Tuesday, August 18, 2009

Time to tell you that even busy winery owners need time off!

Leaving Wellington on a cold winter day (about 10 C) we flew to Fiji for 3 weeks holiday. It has been great, as the accompanying images show - warm days (25-30 C) and mild nights (20 C). Very pleasant indeed! Unbelievable as it may appear, it has been hard to leave work totally behind, even though we have a very capable team at the winery. I think when one owns a business, it is almost impossible to totally switch off. It is almost like having a child!!

While we have been away, lots of things have been happening at work; the bottling process mentioned in earlier posts, finalising the 2009 wines and site developments. Most important of these is the sealing of our long gravel drive. No more dust in the café or cellar door, no more mud and potholes in winter and easier access for winery visitors.

To be able to afford to do this after 10 years is a real thrill.

I will include some images of the work in a future post. This improvement will help us sell the winery and cafe for more weddings and functions, an important revenue item for us. We hosted over 20 wedding in each of the last 3 years - all of which were great fun for us and the wedding parties

Monday, August 17, 2009

As mentioned in the last posting, while the final 2009 ferments are finishing in the winery, we are preparing to bottle the 2008 reds. That requires ordering cartons, screw-caps, labels and dividers from all our suppliers, then booking time at the busy local bottling plant. After that we finalise any blends, like our ‘2008 Martinborough Cabernets, and bring the wines up to the correct temperature for bottling. Like all liquids wine expands when warm and contracts when cold, so it is important to be in the right band to ensure the volume of wine put into each bottle is correct.

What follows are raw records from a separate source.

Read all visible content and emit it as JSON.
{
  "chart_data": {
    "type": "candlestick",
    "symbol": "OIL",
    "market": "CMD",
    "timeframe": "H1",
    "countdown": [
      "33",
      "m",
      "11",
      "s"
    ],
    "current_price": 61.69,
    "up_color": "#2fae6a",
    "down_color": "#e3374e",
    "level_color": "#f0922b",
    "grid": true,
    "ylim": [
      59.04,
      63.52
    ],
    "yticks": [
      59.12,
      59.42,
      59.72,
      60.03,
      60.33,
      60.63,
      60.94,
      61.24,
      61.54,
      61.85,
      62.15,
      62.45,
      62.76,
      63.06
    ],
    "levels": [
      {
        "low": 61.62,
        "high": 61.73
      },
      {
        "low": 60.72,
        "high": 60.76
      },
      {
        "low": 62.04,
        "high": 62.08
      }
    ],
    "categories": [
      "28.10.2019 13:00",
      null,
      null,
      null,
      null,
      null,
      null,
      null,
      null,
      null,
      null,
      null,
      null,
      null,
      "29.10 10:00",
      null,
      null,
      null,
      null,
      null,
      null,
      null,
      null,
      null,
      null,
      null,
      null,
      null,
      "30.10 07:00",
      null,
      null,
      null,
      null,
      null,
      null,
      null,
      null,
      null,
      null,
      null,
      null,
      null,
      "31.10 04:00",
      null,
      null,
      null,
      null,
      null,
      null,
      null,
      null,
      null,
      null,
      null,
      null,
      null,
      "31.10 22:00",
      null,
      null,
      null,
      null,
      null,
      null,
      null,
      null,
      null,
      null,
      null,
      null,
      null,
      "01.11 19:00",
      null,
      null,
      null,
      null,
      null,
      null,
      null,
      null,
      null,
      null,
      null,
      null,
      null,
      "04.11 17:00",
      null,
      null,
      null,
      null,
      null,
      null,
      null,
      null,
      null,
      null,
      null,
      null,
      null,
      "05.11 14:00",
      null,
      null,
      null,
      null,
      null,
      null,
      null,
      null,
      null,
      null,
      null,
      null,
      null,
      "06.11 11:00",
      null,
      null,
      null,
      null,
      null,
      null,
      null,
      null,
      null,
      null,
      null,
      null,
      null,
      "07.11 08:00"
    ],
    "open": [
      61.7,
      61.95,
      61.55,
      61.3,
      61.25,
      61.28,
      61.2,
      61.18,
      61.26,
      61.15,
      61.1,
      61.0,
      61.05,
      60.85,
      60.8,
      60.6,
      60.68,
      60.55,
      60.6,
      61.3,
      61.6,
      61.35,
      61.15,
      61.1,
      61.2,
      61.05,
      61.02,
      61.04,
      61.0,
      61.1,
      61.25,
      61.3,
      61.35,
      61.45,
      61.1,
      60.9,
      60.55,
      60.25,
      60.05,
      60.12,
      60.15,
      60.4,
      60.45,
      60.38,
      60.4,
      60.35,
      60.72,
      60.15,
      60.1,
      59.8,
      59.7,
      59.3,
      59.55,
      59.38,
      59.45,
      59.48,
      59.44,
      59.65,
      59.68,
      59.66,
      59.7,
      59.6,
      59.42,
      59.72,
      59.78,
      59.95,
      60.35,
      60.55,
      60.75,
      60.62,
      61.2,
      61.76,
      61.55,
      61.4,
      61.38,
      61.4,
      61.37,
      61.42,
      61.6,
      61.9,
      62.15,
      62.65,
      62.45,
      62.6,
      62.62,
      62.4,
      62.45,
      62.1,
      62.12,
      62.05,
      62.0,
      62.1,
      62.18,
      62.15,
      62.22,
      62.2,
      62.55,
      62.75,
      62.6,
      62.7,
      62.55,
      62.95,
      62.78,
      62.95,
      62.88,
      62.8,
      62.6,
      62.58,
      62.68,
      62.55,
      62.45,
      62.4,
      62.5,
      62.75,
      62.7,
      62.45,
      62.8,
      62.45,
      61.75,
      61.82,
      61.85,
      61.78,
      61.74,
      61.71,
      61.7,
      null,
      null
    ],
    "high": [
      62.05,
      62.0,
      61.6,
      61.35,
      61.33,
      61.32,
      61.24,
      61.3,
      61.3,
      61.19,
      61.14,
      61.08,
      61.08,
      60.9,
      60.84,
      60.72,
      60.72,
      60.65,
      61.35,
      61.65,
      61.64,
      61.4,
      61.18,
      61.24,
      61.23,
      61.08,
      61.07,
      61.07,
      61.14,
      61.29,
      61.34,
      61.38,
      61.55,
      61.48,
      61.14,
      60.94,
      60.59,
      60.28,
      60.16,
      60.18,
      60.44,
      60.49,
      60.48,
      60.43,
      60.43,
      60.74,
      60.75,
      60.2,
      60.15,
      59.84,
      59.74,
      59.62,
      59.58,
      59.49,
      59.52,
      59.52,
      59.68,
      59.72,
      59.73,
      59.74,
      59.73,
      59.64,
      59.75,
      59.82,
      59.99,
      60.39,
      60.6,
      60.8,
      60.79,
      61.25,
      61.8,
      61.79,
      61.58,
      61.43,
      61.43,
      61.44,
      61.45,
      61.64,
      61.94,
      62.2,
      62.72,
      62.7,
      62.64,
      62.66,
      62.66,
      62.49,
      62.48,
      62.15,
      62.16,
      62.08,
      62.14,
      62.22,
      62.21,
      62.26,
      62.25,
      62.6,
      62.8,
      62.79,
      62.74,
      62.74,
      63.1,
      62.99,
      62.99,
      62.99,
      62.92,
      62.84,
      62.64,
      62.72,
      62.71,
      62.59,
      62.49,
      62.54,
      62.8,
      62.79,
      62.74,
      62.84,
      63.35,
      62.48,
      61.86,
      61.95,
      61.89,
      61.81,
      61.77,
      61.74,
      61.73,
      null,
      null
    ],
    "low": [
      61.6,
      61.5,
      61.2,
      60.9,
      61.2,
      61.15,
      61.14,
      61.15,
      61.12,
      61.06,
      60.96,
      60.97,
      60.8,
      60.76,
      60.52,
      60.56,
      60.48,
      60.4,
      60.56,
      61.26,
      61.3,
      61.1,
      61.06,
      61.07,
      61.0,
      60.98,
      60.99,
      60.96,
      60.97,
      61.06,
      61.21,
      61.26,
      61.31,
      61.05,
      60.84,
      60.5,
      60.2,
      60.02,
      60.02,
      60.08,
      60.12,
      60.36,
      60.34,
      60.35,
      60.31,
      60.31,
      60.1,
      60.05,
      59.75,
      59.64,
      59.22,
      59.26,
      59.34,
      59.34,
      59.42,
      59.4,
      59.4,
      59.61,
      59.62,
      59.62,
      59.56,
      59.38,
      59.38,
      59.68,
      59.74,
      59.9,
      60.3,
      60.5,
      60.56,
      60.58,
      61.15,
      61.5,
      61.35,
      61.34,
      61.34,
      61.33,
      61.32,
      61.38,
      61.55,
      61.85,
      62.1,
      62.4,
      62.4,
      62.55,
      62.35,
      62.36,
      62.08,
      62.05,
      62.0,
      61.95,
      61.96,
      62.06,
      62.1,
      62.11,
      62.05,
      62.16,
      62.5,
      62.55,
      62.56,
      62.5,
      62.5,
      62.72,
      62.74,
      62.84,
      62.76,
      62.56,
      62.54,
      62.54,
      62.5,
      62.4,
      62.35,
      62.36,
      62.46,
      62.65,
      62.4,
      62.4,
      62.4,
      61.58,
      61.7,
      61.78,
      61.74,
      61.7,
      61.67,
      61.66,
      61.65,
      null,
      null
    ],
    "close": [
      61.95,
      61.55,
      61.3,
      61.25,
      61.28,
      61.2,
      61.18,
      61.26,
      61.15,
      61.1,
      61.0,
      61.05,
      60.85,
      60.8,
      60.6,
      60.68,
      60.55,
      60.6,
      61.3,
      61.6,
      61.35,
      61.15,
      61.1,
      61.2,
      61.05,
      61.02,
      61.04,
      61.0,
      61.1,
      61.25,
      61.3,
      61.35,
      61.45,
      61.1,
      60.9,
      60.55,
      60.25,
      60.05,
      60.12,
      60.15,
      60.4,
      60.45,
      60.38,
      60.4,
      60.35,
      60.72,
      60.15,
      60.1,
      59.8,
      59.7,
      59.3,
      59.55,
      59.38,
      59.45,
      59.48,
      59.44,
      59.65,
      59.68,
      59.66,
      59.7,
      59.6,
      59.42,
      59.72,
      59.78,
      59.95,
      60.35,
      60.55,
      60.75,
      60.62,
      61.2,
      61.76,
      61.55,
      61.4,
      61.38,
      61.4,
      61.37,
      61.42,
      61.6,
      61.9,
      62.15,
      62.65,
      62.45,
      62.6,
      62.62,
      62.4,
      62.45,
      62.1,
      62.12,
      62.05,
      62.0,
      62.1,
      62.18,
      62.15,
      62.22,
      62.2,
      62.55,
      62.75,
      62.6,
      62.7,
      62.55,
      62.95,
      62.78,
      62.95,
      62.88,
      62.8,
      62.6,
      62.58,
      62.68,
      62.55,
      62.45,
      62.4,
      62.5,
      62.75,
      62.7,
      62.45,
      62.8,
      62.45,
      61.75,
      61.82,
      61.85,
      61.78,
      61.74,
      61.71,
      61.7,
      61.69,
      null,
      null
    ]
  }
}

In 3 weeks we will bottle all the 2008 pinot Noirs (the Fraser barrel selection, the Blue Rock single vineyard wines, and the Martinborough regional blend) as well as the 2008 Cabernets. All require different labels, different bar codes, different size cartons and dividers, different colour closures, and different bottles; all of which is a huge logistical and planning exercise. Sometimes I wish we made just one wine like a lot of the Marlborough Sauvignon Blanc producers – bottling time must be much easier for them!

Monday, August 10, 2009

Maria's Birthday!

In the last week of September, we celebrated Maria’s birthday, as you can see from the accompanying image.

In a small company all members of the team need the skills, and willingness, to turn their hand to anything. Maria is no exception to the rule! She successfully runs our office and is the face of the company to the outside world – there is nothing she cannot do – tours, tasting, accounts, reception, and telephones are just a few. And, at vintage, she was responsible for the transport of grapes from the picking team to the press.

In the winery we are just about to blend the 2008 Fraser and Blue Rock Pinot Noirs, as well as the 2008 Cabernets (50:50 Cabernet Franc and Cabernet Sauvignon). These wines will be released about 2 months after bottling, so they can recover from bottle shock. Bottle shock is the term given to wines just after they are bottled – the bottling line is hard on wines. Filters, pumps and vibrations all contribute to shaking the wine up and most take about 2 months to come back to their pre-bottling state.

For those following the saga of the stuck ferment, Carl has it working once more so we all are able to relax again, and look forward to bottling the whites on time!